5 Schritte für ein erfolgreiches E-Learning

Von Thomas Sommer


Videos im Internet ersetzen den Hörsaal. Kurse von Elite-Hochschulen können am Küchentisch verfolgt werden. Das Beratungsunternehmen Roland Berger sieht ein enormes wirtschaftliches Potential im E-Learning. polinomics zeigt, wie
es mit dem Online-Studium klappt.


1. Online-Studium. Ist das etwas für mich?

Genau wie beim klassischen Studium an einer Hochschule, muss man sich vor Beginn des Online-Studiums fragen, ob eine solche Form der Bildung überhaupt den eigenen Vorstellungen entspricht. Nachfolgend sind daher einige Vor- und Nachteile des Online-Studiums aufgeführt.

Die Vorteile:

- das Studium lässt sich zeitlich flexibel gestalten (ideal neben
dem Beruf)
- die Lektionen können beliebig häufig wiederholt werden
(Videos können mehrfach gestartet und Texte nochmals
gelesen werden)
- die Kurse können auch mobil per Smartphone, Tablet oder
Notebook absolviert werden (beispielsweise in Bus und Bahn
auf dem Weg zur Arbeit)
- die Kurse sind bei den meisten Anbietern kostenfrei -
lediglich wer ein Zertifikat erwerben will, muss teilweise eine
Gebühr bezahlen

Die Nachteile:

- Kontakt zu Mitstudierenden und Lehrkräften findet meist nur
auf elektronischem Weg statt (Diskussionsforen, E-Mail)
- ein Online-Studium erfordert eine Menge Selbstdisziplin
(nach einem stressigen Arbeitstag noch eine Vorlesung
hören und zwischendurch Übungsaufgaben erledigen ist
nicht für jeden etwas)
- ein Studium an einer klassischen Hochschule kann ein
Online-Studium nicht ersetzen (will es aber auch nicht)

Aber wie heißt es so schön?
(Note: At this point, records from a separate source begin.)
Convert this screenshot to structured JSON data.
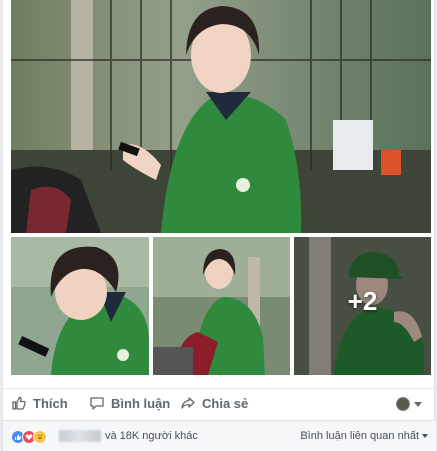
{
  "post": {
    "more_photos": "+2"
  },
  "actions": {
    "like": "Thích",
    "comment": "Bình luận",
    "share": "Chia sẻ"
  },
  "summary": {
    "others": "và 18K người khác",
    "sort": "Bình luận liên quan nhất"
  },
  "colors": {
    "like_blue": "#4a8af4",
    "love_red": "#ed4956",
    "haha_yellow": "#f6c543",
    "shirt_green": "#2f8a3e"
  }
}
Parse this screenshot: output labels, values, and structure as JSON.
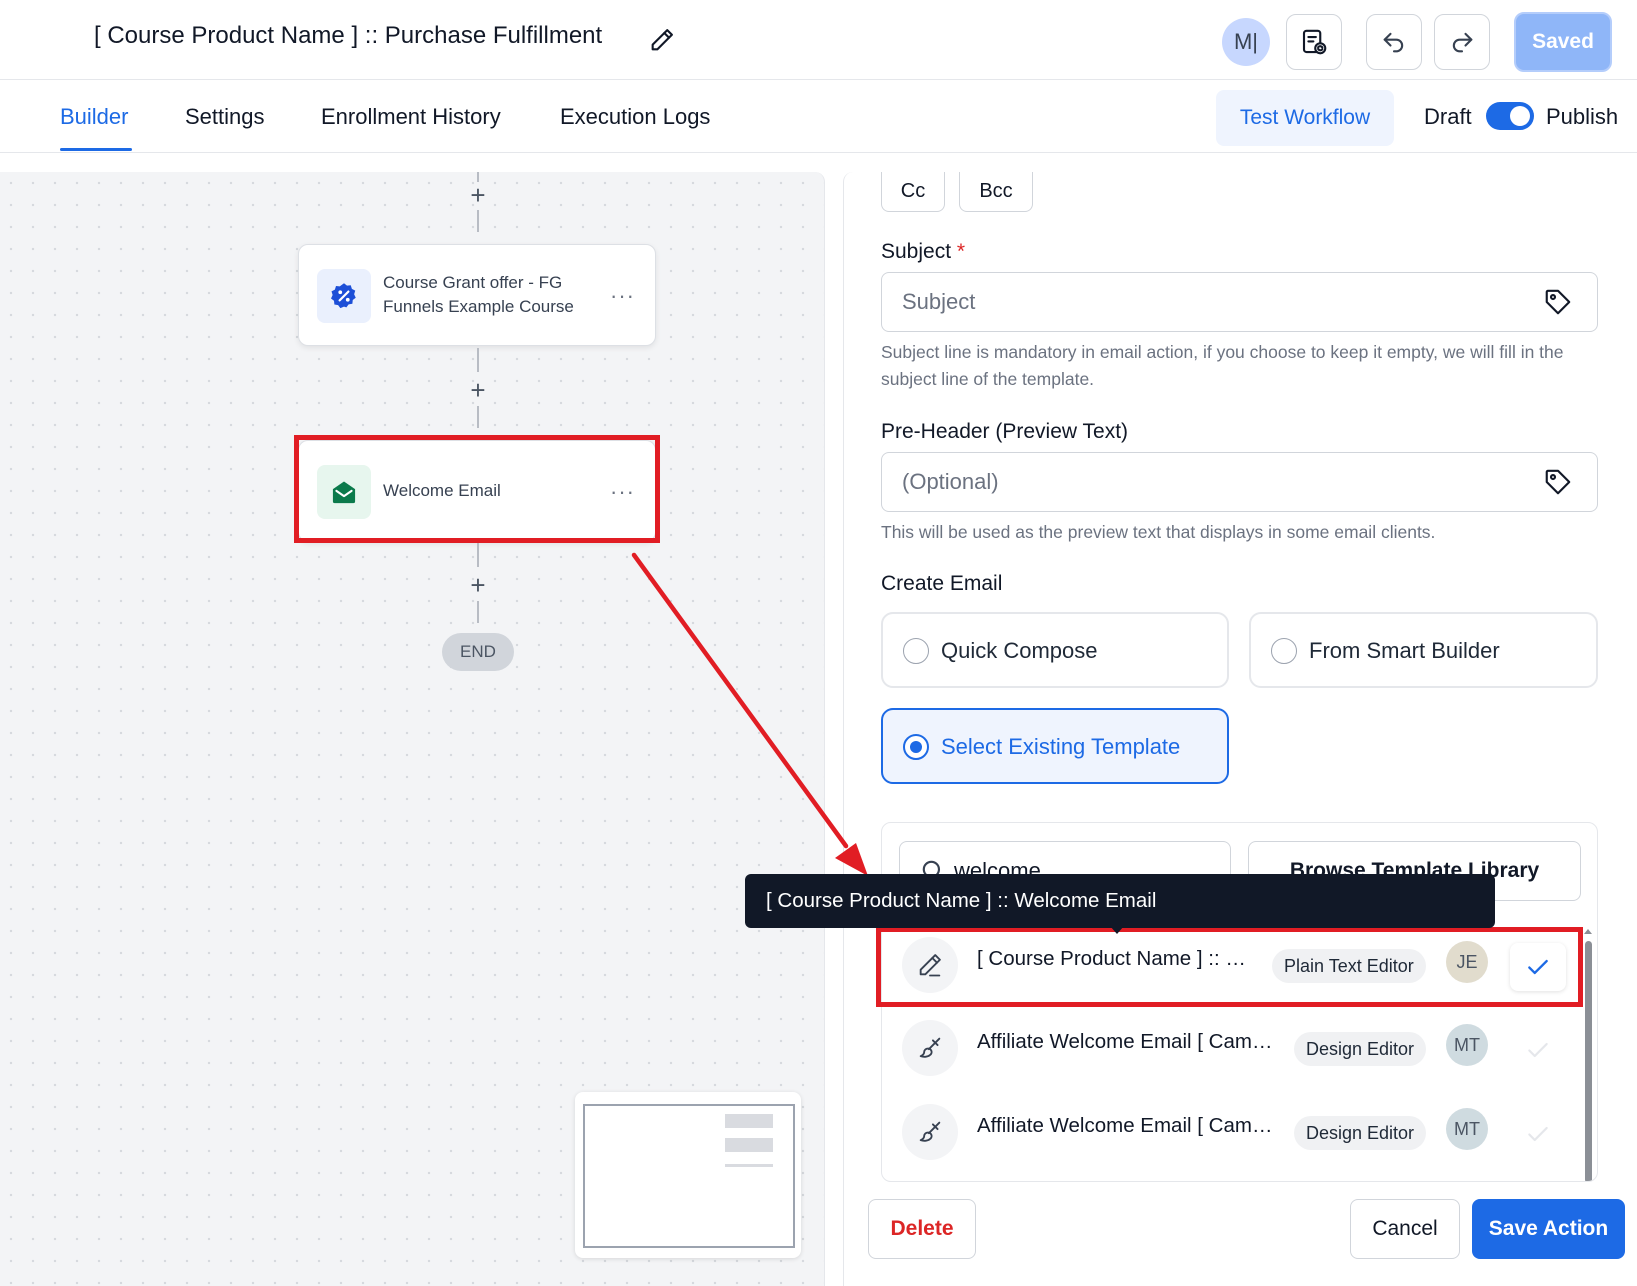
{
  "header": {
    "workflow_title": "[ Course Product Name ] :: Purchase Fulfillment",
    "user_initials": "M|",
    "saved_label": "Saved"
  },
  "tabs": [
    {
      "label": "Builder",
      "active": true
    },
    {
      "label": "Settings",
      "active": false
    },
    {
      "label": "Enrollment History",
      "active": false
    },
    {
      "label": "Execution Logs",
      "active": false
    }
  ],
  "toolbar": {
    "test_workflow_label": "Test Workflow",
    "draft_label": "Draft",
    "publish_label": "Publish",
    "publish_toggle_on": true
  },
  "canvas": {
    "nodes": [
      {
        "title": "Course Grant offer - FG Funnels Example Course",
        "line1": "Course Grant offer - FG",
        "line2": "Funnels Example Course",
        "icon": "percent-badge-icon",
        "menu": "···"
      },
      {
        "title": "Welcome Email",
        "icon": "email-open-icon",
        "menu": "···"
      }
    ],
    "plus_symbol": "+",
    "end_label": "END"
  },
  "panel": {
    "cc_label": "Cc",
    "bcc_label": "Bcc",
    "subject": {
      "label": "Subject",
      "required_mark": "*",
      "value": "",
      "placeholder": "Subject",
      "help": "Subject line is mandatory in email action, if you choose to keep it empty, we will fill in the subject line of the template."
    },
    "preheader": {
      "label": "Pre-Header (Preview Text)",
      "value": "",
      "placeholder": "(Optional)",
      "help": "This will be used as the preview text that displays in some email clients."
    },
    "create_email": {
      "label": "Create Email",
      "options": [
        {
          "label": "Quick Compose",
          "selected": false
        },
        {
          "label": "From Smart Builder",
          "selected": false
        },
        {
          "label": "Select Existing Template",
          "selected": true
        }
      ]
    },
    "template_search": {
      "value": "welcome",
      "placeholder": "Search"
    },
    "browse_label": "Browse Template Library",
    "templates": [
      {
        "name": "[ Course Product Name ] :: Welcome Email",
        "editor": "Plain Text Editor",
        "author_initials": "JE",
        "avatar_color": "#e1dccd",
        "selected": true,
        "icon": "pencil-icon"
      },
      {
        "name": "Affiliate Welcome Email [ Campaign ]",
        "editor": "Design Editor",
        "author_initials": "MT",
        "avatar_color": "#cfdbe0",
        "selected": false,
        "icon": "brush-icon"
      },
      {
        "name": "Affiliate Welcome Email [ Campaign ]",
        "editor": "Design Editor",
        "author_initials": "MT",
        "avatar_color": "#cfdbe0",
        "selected": false,
        "icon": "brush-icon"
      }
    ],
    "tooltip": "[ Course Product Name ] :: Welcome Email",
    "delete_label": "Delete",
    "cancel_label": "Cancel",
    "save_action_label": "Save Action"
  },
  "colors": {
    "accent": "#1d6ae5",
    "annotation_red": "#e11d24",
    "danger": "#dc2626"
  }
}
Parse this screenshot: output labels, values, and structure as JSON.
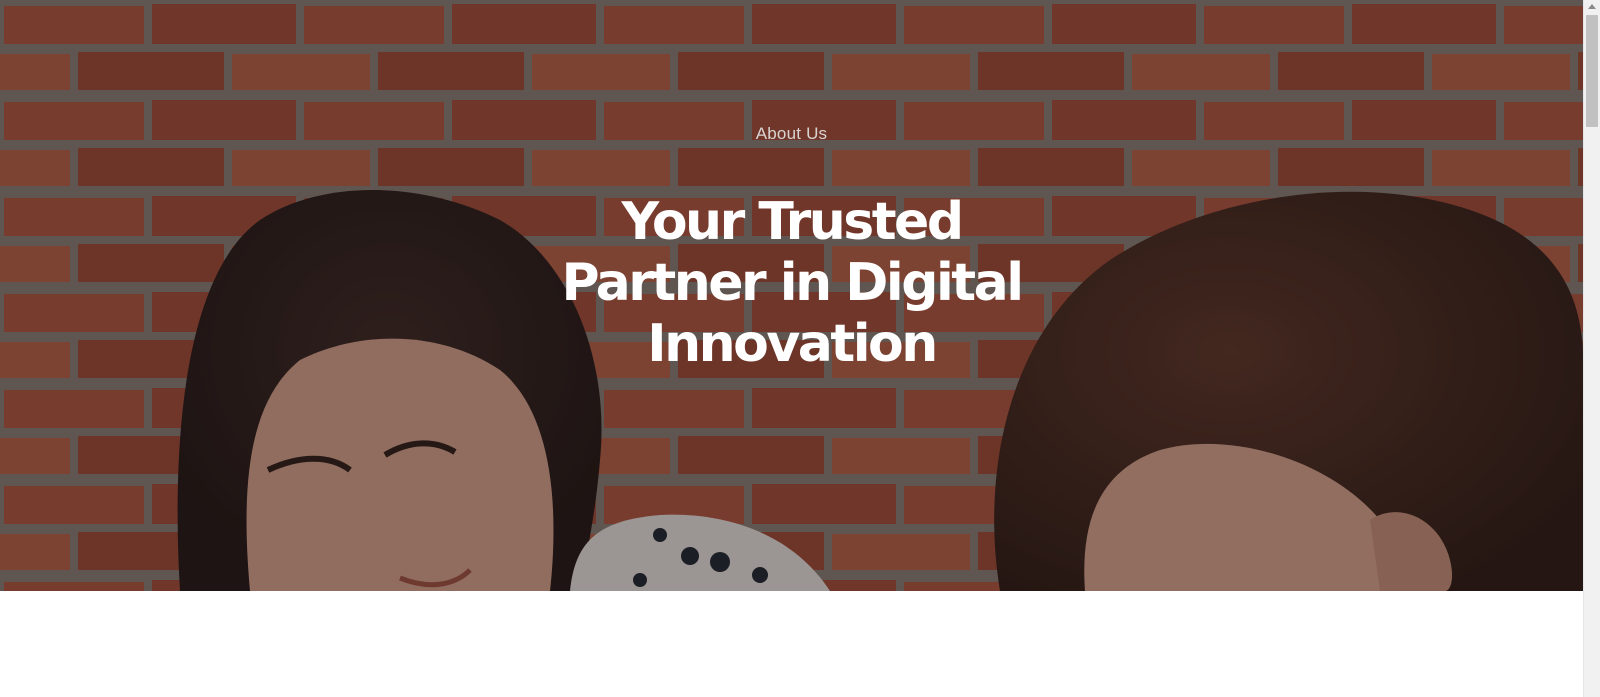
{
  "hero": {
    "eyebrow": "About Us",
    "headline_lines": [
      "Your Trusted",
      "Partner in Digital",
      "Innovation"
    ],
    "background_image": "brick-wall-two-people-photo",
    "overlay_color": "#1e1614"
  },
  "colors": {
    "headline": "#ffffff",
    "eyebrow": "#d9d4d2",
    "page_background": "#ffffff"
  }
}
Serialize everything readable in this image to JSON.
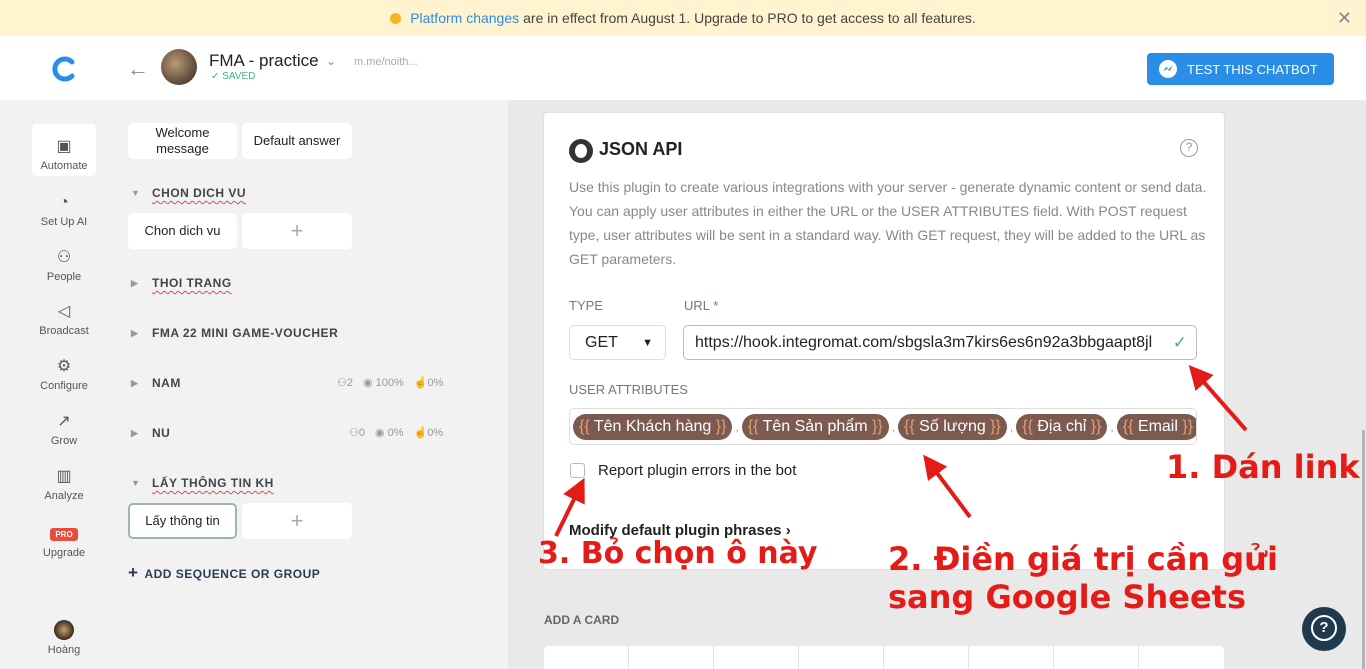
{
  "banner": {
    "link_text": "Platform changes",
    "message": "are in effect from August 1. Upgrade to PRO to get access to all features.",
    "close": "✕"
  },
  "header": {
    "bot_name": "FMA - practice",
    "saved": "SAVED",
    "bot_link": "m.me/noith...",
    "test_button": "TEST THIS CHATBOT"
  },
  "nav": [
    {
      "label": "Automate",
      "icon": "robot-icon"
    },
    {
      "label": "Set Up AI",
      "icon": "brain-icon"
    },
    {
      "label": "People",
      "icon": "people-icon"
    },
    {
      "label": "Broadcast",
      "icon": "megaphone-icon"
    },
    {
      "label": "Configure",
      "icon": "gear-icon"
    },
    {
      "label": "Grow",
      "icon": "growth-icon"
    },
    {
      "label": "Analyze",
      "icon": "bar-chart-icon"
    },
    {
      "label": "Upgrade",
      "badge": "PRO"
    },
    {
      "label": "Hoàng",
      "icon": "user-avatar"
    }
  ],
  "groups": {
    "top_chips": [
      "Welcome\nmessage",
      "Default answer"
    ],
    "plus": "+",
    "list": [
      {
        "title": "CHON DICH VU",
        "expanded": true,
        "chip": "Chon dich vu"
      },
      {
        "title": "THOI TRANG",
        "expanded": false
      },
      {
        "title": "FMA 22 MINI GAME-VOUCHER",
        "expanded": false
      },
      {
        "title": "NAM",
        "expanded": false,
        "users": "2",
        "views": "100%",
        "clicks": "0%"
      },
      {
        "title": "NU",
        "expanded": false,
        "users": "0",
        "views": "0%",
        "clicks": "0%"
      },
      {
        "title": "LẤY THÔNG TIN KH",
        "expanded": true,
        "chip": "Lấy thông tin"
      }
    ],
    "add_sequence": "ADD SEQUENCE OR GROUP"
  },
  "plugin": {
    "title": "JSON API",
    "description": "Use this plugin to create various integrations with your server - generate dynamic content or send data. You can apply user attributes in either the URL or the USER ATTRIBUTES field. With POST request type, user attributes will be sent in a standard way. With GET request, they will be added to the URL as GET parameters.",
    "type_label": "TYPE",
    "type_value": "GET",
    "url_label": "URL",
    "url_required": "*",
    "url_value": "https://hook.integromat.com/sbgsla3m7kirs6es6n92a3bbgaapt8jl",
    "attrs_label": "USER ATTRIBUTES",
    "attributes": [
      "Tên Khách hàng",
      "Tên Sản phẩm",
      "Số lượng",
      "Địa chỉ",
      "Email"
    ],
    "report_errors": "Report plugin errors in the bot",
    "modify_phrases": "Modify default plugin phrases"
  },
  "add_card": "ADD A CARD",
  "annotations": {
    "step1": "1. Dán link",
    "step2_line1": "2. Điền giá trị cần gửi",
    "step2_line2": "sang Google Sheets",
    "step3": "3. Bỏ chọn ô này"
  },
  "colors": {
    "accent": "#2a8de6",
    "attribute_chip": "#7d5a4f",
    "annotation": "#e41b17",
    "success": "#3cb878"
  }
}
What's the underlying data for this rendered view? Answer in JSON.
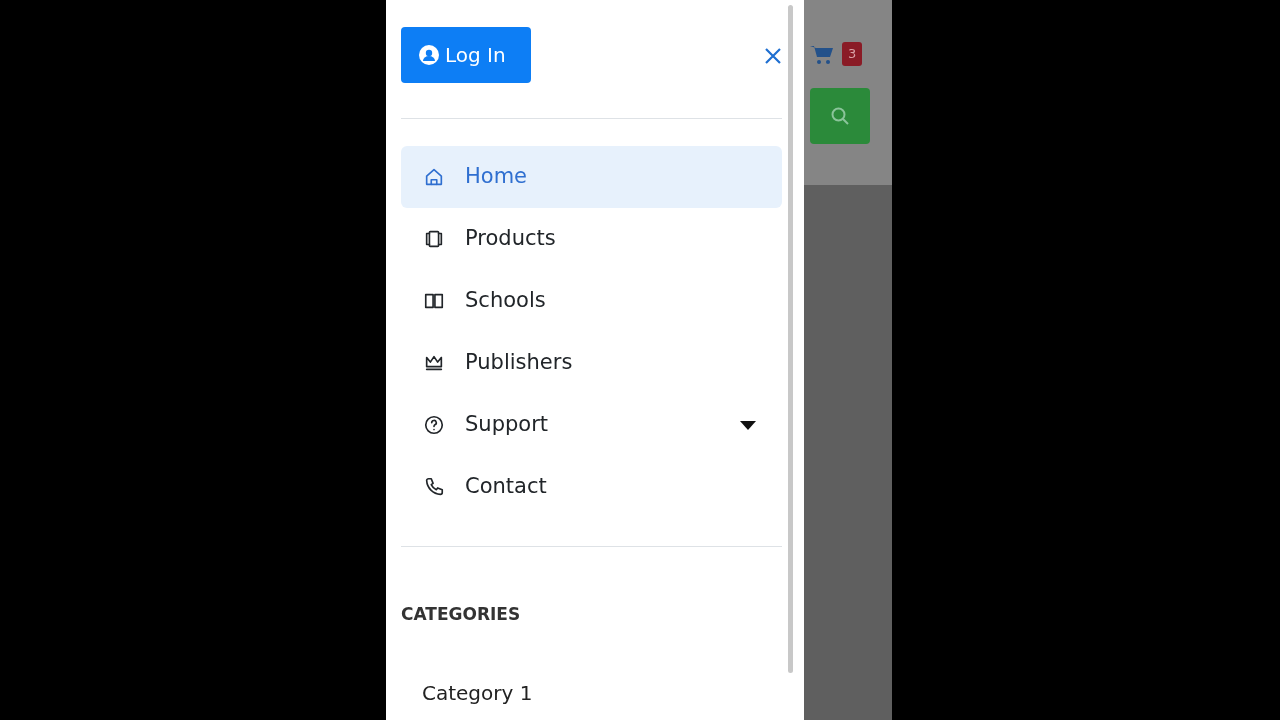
{
  "offcanvas": {
    "login_button": {
      "label": "Log In"
    },
    "nav_items": [
      {
        "label": "Home",
        "selected": true,
        "has_dropdown": false
      },
      {
        "label": "Products",
        "selected": false,
        "has_dropdown": false
      },
      {
        "label": "Schools",
        "selected": false,
        "has_dropdown": false
      },
      {
        "label": "Publishers",
        "selected": false,
        "has_dropdown": false
      },
      {
        "label": "Support",
        "selected": false,
        "has_dropdown": true
      },
      {
        "label": "Contact",
        "selected": false,
        "has_dropdown": false
      }
    ],
    "categories_heading": "CATEGORIES",
    "categories": [
      "Category 1"
    ]
  },
  "background_page": {
    "cart_count": "3"
  }
}
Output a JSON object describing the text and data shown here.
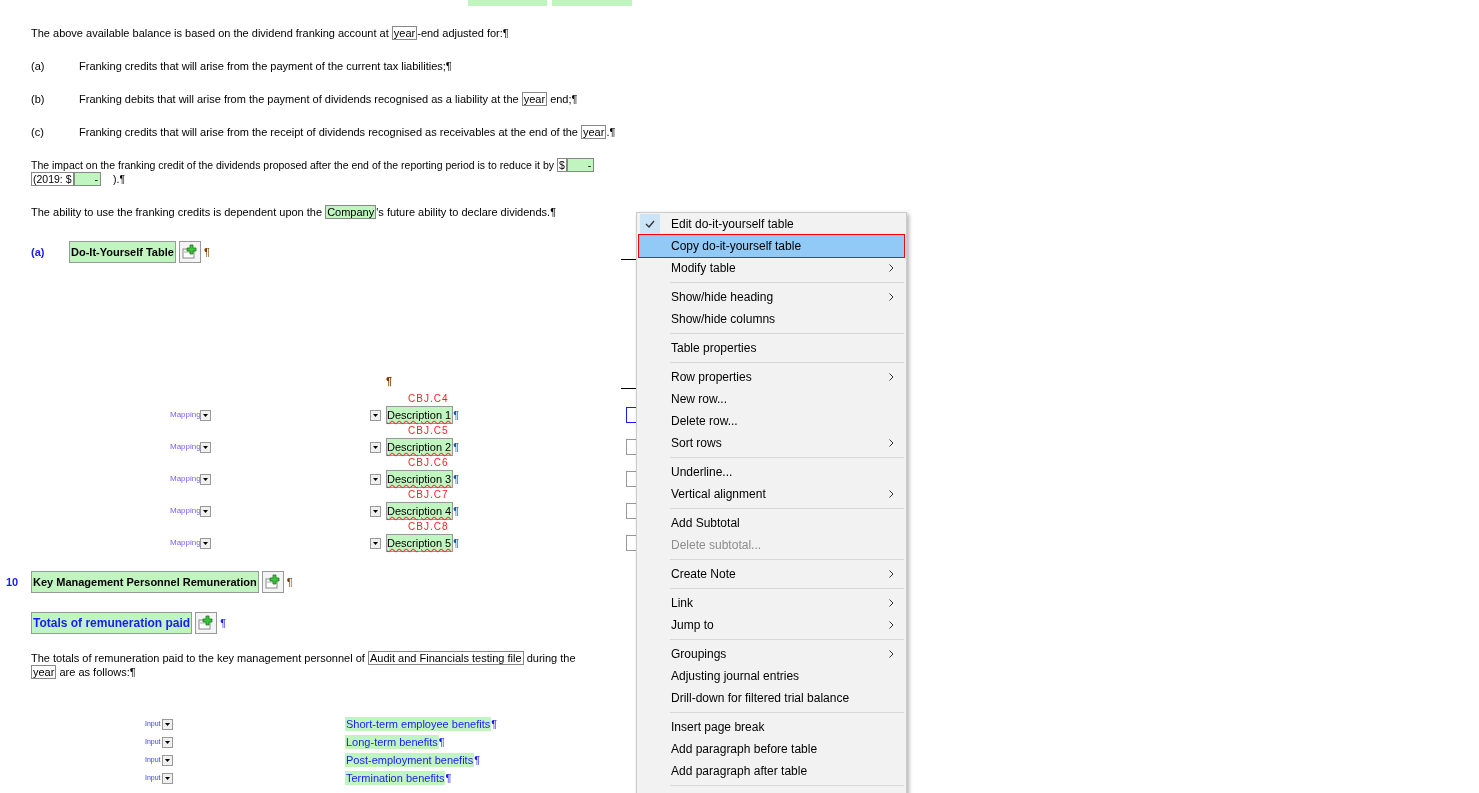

Probieren geht über studieren! Probieren Sie daher doch einfach einmal ein Online-Studium aus. Wann haben Sie sonst schon die Chance, ein Harvard- oder MIT-Zertifikat zu erwerben?

2. Den Markt sichten

Nach einer aktuellen Studie des Beratungsunternehmens Roland Berger (Unternehmen lernen online) tummeln sich allein in Europa 3.000 Unternehmen im E-Learning-Geschäft. Hier den Überblick zu behalten ist nicht leicht. Einen ersten Überblick mit Suchfunktion bietet beispielsweise die Europäische Kommission mit Open Education Europa. Zusätzlich hat polinomics ebenfalls einige der bedeutendsten Anbieter (national und international) unter die Lupe genommen.

3. Welchen Kurs hätten Sie den gerne?

Ob Kulturwissenschaftler oder Jurist. BWL ist spätestens nach dem Studium in vielen Jobs gefragt. Wie wäre es also mit einem Einführungskurs in die Betriebswirtschaftslehre? Grundlagenkurs Unfallchirurgie, Introduction to Physical Chemistry oder Computer Science: Die Angebotspalette ist breit und deckt nahezu alle erdenklichen Bereiche ab. Hier ist für jeden etwas dabei!

4. Zertifikat ja oder nein

Wenn der richtige Kurs beim richtigen Anbieter gefunden ist, stellt sich die Frage: Zertifikat ja oder nein. Wer sein Wissen lediglich auffrischen will, für den reicht es in den meisten Fällen, nur die Videos anzusehen und den ein oder anderen Begleittext zu lesen. Für eine berufliche Weiterbildung ist es jedoch ratsam, ein Zertifikat als Nachweis für den Arbeitgeber (für den Lebenslauf) zu erwerben.

5. Es bleibt oft nicht bei einem Kurs

Es zeigt sich: Wer den ersten Kurs abgeschlossen hat, bucht oftmals gleich den nächsten. Denn nie war Lernen so einfach wie heute!